Parchi e cooperazione internazionale
La tutela dei gorilla della foresta in un Parco della Repubblica Centrafricana
di Carlo Alberto Graziani

Un minuscolo campo in mezzo alla sterminata foresta del Parco Nazionale
di Dzanga-Ndoki nell'estremo lembo sud-occidentale della Repubblica
Centrafricana, tra Camerun e Congo. È la sede operativa
di uno straordinario progetto: abituare alla presenza umana i gorilla
della foresta, più timidi dei gorilla di montagna (quelli, per intenderci,
studiati da Dyana Fossey), per permettere al visitatore di conoscere questo
splendido animale, pressoché inavvicinabile.
Il progetto - frutto della collaborazione tra il governo locale, il WWF
internazionale e la Cooperazione tecnica tedesca - se presenta qualche
rischio perchè potrebbe rende più vulnerabile al bracconaggio una specie
oramai in estinzione, rappresenta un elemento molto importante
nella strategia di sviluppo sostenibile che sola è in grado di eliminare
le condizioni che portano all’aggressione delle risorse naturali.
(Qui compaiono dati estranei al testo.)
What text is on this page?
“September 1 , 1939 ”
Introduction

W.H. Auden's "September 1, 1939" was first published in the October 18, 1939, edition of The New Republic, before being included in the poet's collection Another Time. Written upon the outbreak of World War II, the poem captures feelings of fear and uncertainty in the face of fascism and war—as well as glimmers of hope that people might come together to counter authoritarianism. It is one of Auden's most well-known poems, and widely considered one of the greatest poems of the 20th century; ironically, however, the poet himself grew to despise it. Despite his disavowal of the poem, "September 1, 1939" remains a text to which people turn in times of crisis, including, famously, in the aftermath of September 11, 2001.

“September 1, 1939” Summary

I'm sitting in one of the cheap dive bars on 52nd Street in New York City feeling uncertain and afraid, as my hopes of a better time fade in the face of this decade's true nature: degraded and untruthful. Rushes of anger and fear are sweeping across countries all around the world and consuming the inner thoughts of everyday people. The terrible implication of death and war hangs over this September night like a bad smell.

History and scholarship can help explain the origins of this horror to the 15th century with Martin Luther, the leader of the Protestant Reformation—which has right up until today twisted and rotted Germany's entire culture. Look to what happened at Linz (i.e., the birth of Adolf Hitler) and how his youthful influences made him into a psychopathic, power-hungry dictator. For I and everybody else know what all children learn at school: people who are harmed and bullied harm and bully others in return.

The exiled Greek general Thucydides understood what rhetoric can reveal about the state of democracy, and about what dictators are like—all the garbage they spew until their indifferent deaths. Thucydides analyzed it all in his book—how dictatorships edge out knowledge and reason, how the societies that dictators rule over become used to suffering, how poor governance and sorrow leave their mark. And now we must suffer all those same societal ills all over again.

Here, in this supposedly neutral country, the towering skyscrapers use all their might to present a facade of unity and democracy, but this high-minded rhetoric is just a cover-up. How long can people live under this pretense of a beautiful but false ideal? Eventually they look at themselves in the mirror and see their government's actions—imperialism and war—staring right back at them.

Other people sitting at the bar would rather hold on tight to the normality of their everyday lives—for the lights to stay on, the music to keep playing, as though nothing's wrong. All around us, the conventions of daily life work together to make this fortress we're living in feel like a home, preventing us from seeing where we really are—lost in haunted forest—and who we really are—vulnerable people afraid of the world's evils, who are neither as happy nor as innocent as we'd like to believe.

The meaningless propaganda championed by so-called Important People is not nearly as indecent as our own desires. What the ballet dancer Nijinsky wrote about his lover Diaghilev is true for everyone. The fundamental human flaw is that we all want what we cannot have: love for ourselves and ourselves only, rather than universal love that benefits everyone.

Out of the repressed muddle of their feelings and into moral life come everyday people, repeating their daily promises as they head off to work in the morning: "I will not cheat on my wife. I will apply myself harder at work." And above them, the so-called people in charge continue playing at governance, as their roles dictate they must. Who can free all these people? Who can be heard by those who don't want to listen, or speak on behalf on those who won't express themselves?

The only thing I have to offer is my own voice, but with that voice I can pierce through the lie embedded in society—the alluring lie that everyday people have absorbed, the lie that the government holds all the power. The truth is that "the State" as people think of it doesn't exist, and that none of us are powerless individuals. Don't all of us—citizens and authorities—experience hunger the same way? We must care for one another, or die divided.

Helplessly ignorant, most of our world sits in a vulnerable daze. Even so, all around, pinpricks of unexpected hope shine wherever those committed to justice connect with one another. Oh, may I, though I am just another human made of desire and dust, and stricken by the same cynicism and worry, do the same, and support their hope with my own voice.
Sotto la direzione di una giovane ricercatrice italiana, Chloè Cipolletta,
operano nel campo altre ricercatrici - sempre più importante il ruolo
della donna nelle politiche di conservazione della natura in tutto il mondo! -
insieme a un gruppo di pigmei Baiaka con funzioni di pisteurs (in sostanza
di guide) e ad altri abitanti del vicino villaggio.
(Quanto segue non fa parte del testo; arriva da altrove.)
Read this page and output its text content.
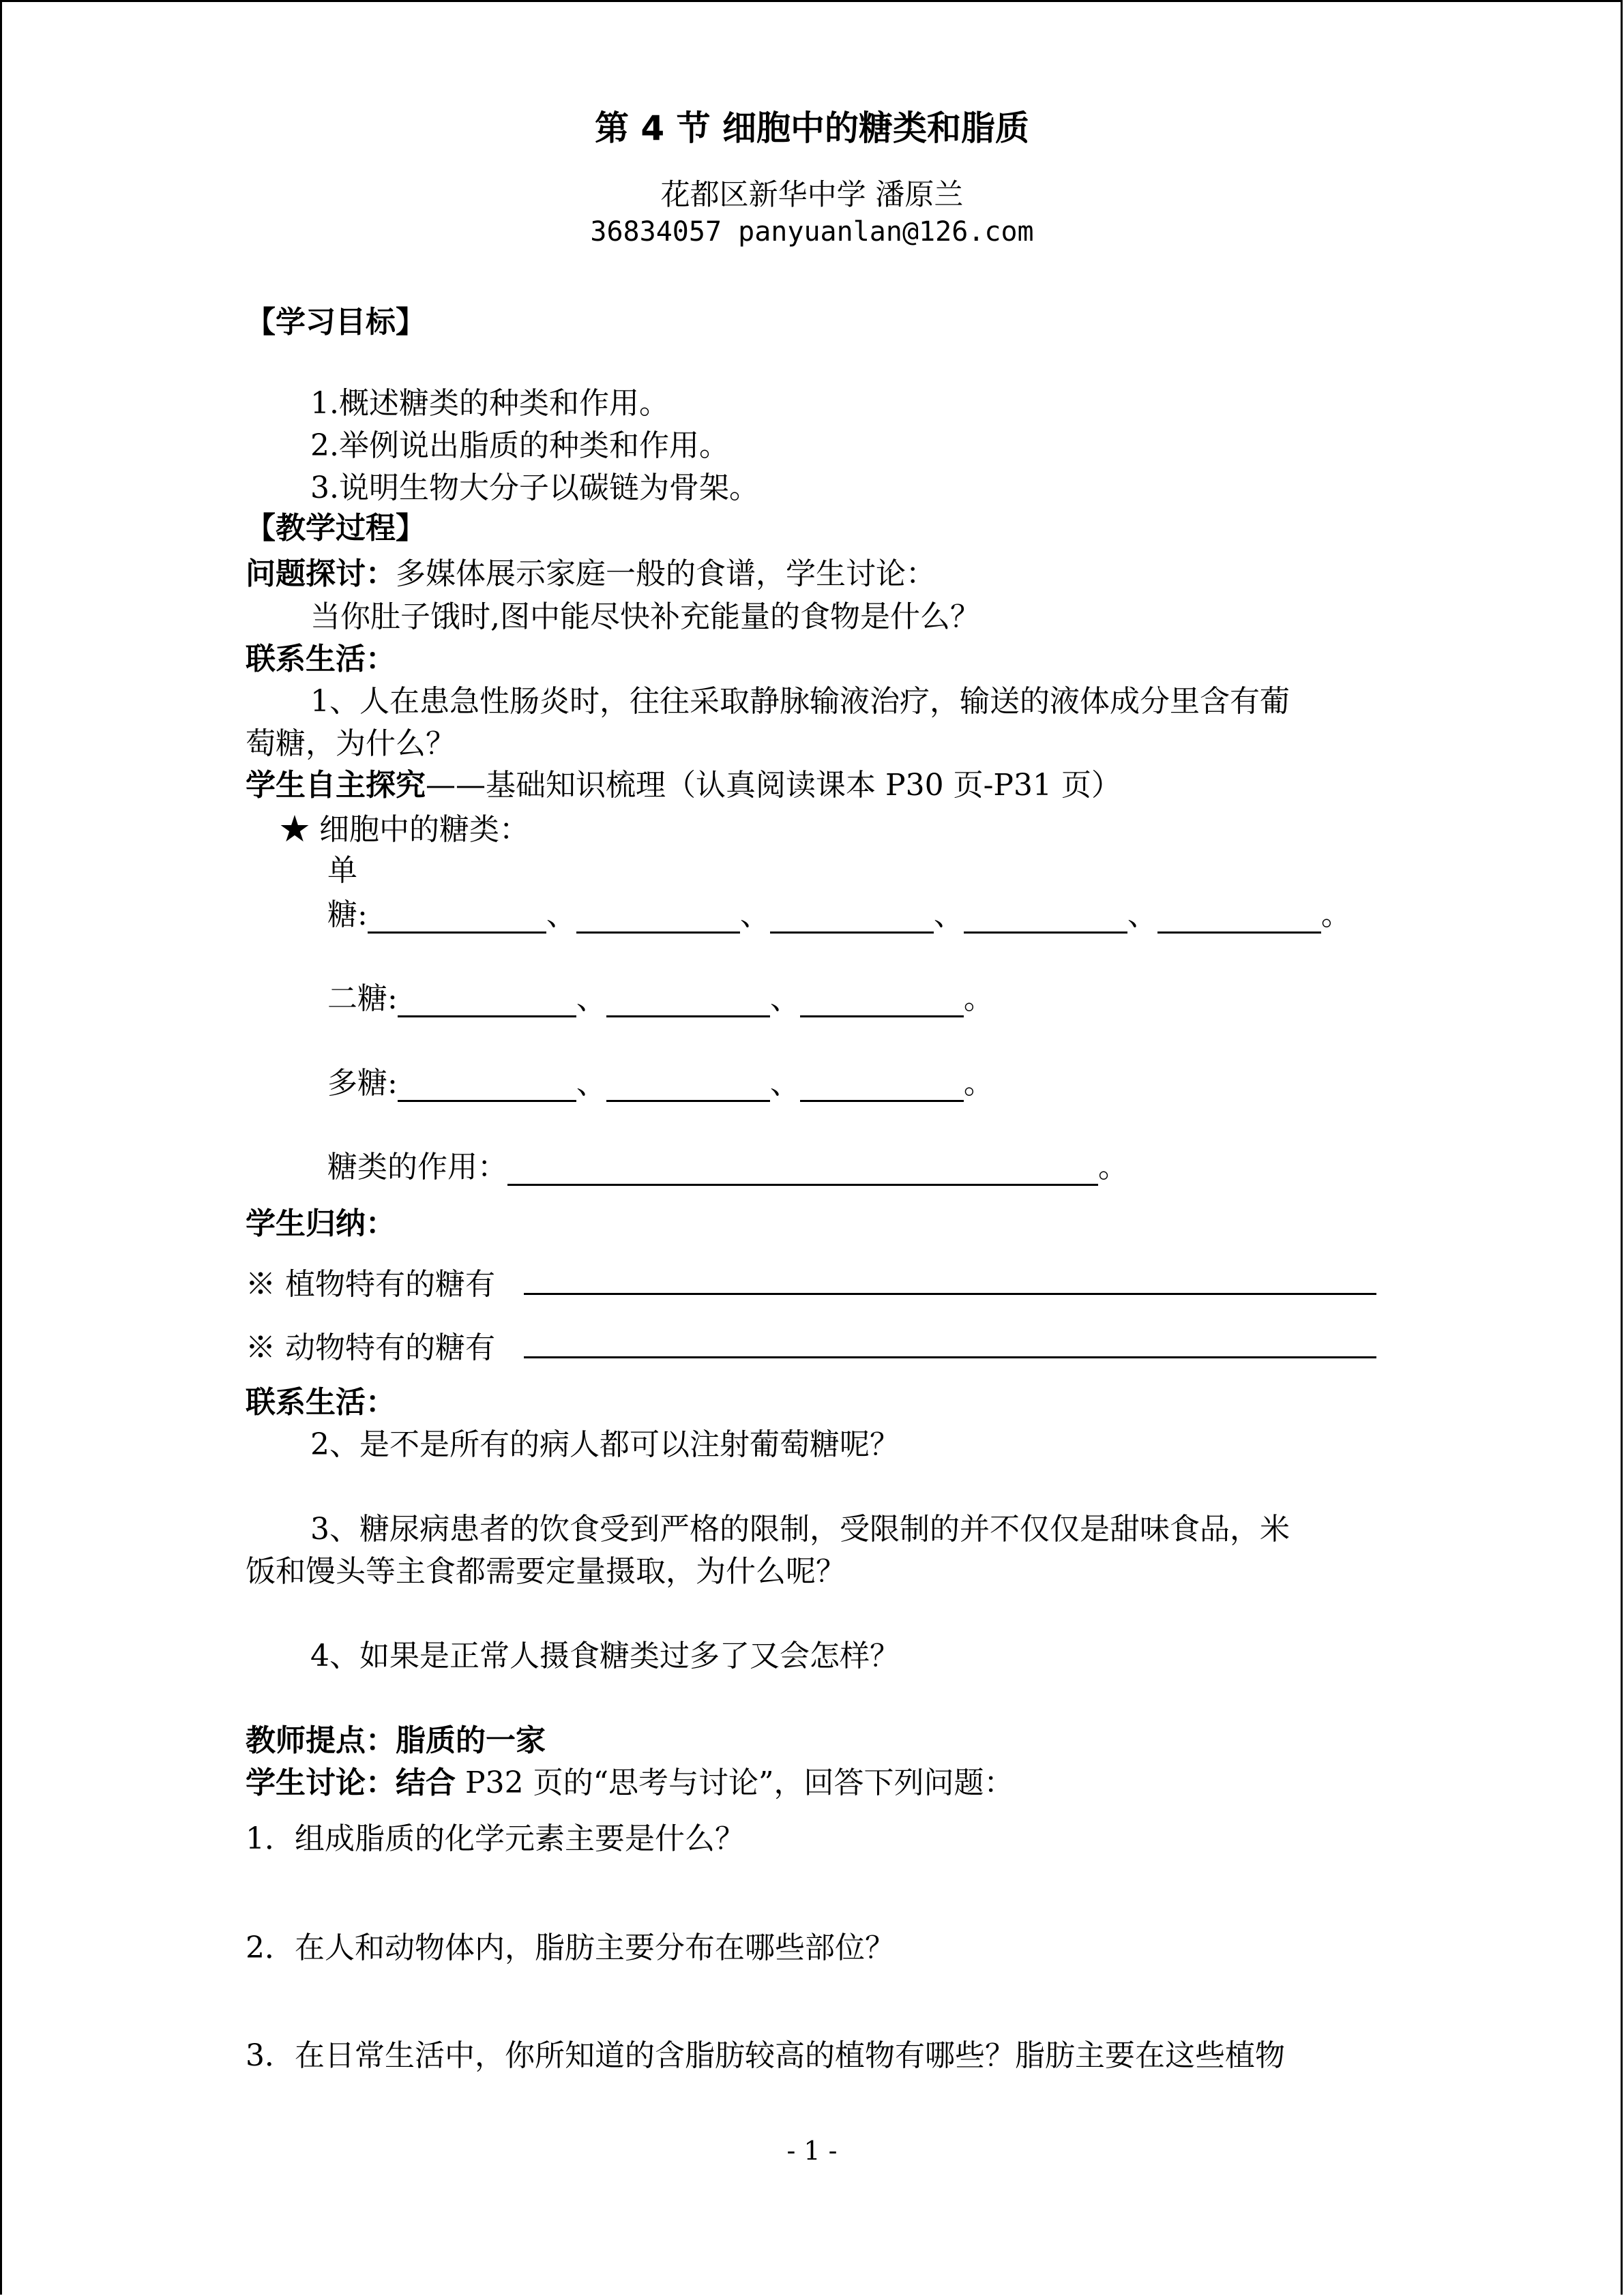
第 4 节 细胞中的糖类和脂质
花都区新华中学 潘原兰
36834057 panyuanlan@126.com
【学习目标】
1.概述糖类的种类和作用。
2.举例说出脂质的种类和作用。
3.说明生物大分子以碳链为骨架。
【教学过程】
问题探讨：多媒体展示家庭一般的食谱，学生讨论：
当你肚子饿时,图中能尽快补充能量的食物是什么？
联系生活：
1、人在患急性肠炎时，往往采取静脉输液治疗，输送的液体成分里含有葡
萄糖，为什么？
学生自主探究——基础知识梳理（认真阅读课本 P30 页-P31 页）
★ 细胞中的糖类：
单
糖:	、	、	、	、	。
二糖:	、	、	。
多糖:	、	、	。
糖类的作用：	。
学生归纳：
※ 植物特有的糖有
※ 动物特有的糖有
联系生活：
2、是不是所有的病人都可以注射葡萄糖呢？
3、糖尿病患者的饮食受到严格的限制，受限制的并不仅仅是甜味食品，米
饭和馒头等主食都需要定量摄取，为什么呢？
4、如果是正常人摄食糖类过多了又会怎样？
教师提点：脂质的一家
学生讨论：结合 P32 页的“思考与讨论”，回答下列问题：
1．组成脂质的化学元素主要是什么？
2．在人和动物体内，脂肪主要分布在哪些部位？
3．在日常生活中，你所知道的含脂肪较高的植物有哪些？脂肪主要在这些植物
- 1 -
Sono andato a visitare il Parco e a conoscere il progetto al quale lavora
anche mia figlia. Sono rimasto colpito non solo dal fascino di un antico
paradiso dove grazie alla tecnologia più sofisticata si sono innestati,
in maniera quasi spontanea, elementi di grande modernità funzionali
al progetto - , non solo dalle sensazioni fortissime che quella natura
selvaggia provoca, ma anche dalle potenzialità del Parco.
È utopia (o deformazione professionale, legata alla nostra esperienza
europea o a quella mia personale sui Sibillini) pensare che il Parco possa
rappresentare concretamente una strada per lo sviluppo alternativo a quello
dello sfruttamento indiscriminato delle risorse naturali verso cui si sta
incamminando la Repubblica Centrafricana? In fondo, pur con le dovute
differenze, il problema è lo stesso che abbiamo in Europa. Seguendo
i pisteurs pensavo amaramente che quella compenetrazione con la foresta
che riuscivo a cogliere dalla loro intensità espressiva, risultato
di un'antichissima esperienza tramandata attraverso canali indecifrabili,
rischia di perdersi irrimediabilmente nel giro di una o al massimo due
generazioni - e le generazioni dei pigmei sono molto più brevi delle nostre -
grazie al “progresso” che ha già iniziato ad allontanare questo popolo
dalla sua casa, appunto dalla foresta. Proprio come succede in Europa
dove nel giro di pochissimi anni rischiamo di perdere per sempre tradizioni
e culture nel settore dell'agricoltura, delle produzioni tipiche, degli antichi
saperi (e sapori).
L’alternativa non è certo quella di tornare indietro nel tempo perché
il progresso è comunque inarrestabile (e per fortuna: la mortalità infantile tra
le popolazioni pigmee è ancora altissima), ma di dare un nuovo significato
sociale ed economico a quelle tradizioni e a quelle culture: in Europa,
in Africa, ovunque.
Già ora - per fare un esempio tratto da questa esperienza africana -
i pisteurs svolgono un ruolo insostituibile: cercare le tracce dei gorilla.
Senza di loro il progetto non potrebbe andare avanti. Dunque la loro cultura
viene utilizzata per scopi nuovi e importanti.
Ma in un prossimo futuro una parte consistente della popolazione
della foresta potrebbe diventare soggetto fondamentale di un grande
progetto che unisca da subito ricerca ed economia. Il mondo scientifico
internazionale potrebbe collegarsi con operatori turistici internazionali,
sensibili a un
turismo sostenibile, per studiare, non più in maniera inevitabilmente
frammentaria, la foresta e le sue risorse e per finalizzare subito tali risorse
a una fruizione intelligente e sostenibile della foresta da parte di visitatori
di tutto il mondo.
È azzardato pensare che questa fruizione sia l'unica alternativa
a un destino che sembra segnato e che si chiama esplosione del fenomeno
della deforestazione con le sue conseguenze catastrofiche
di desertificazione, di fame, di perdita di identità?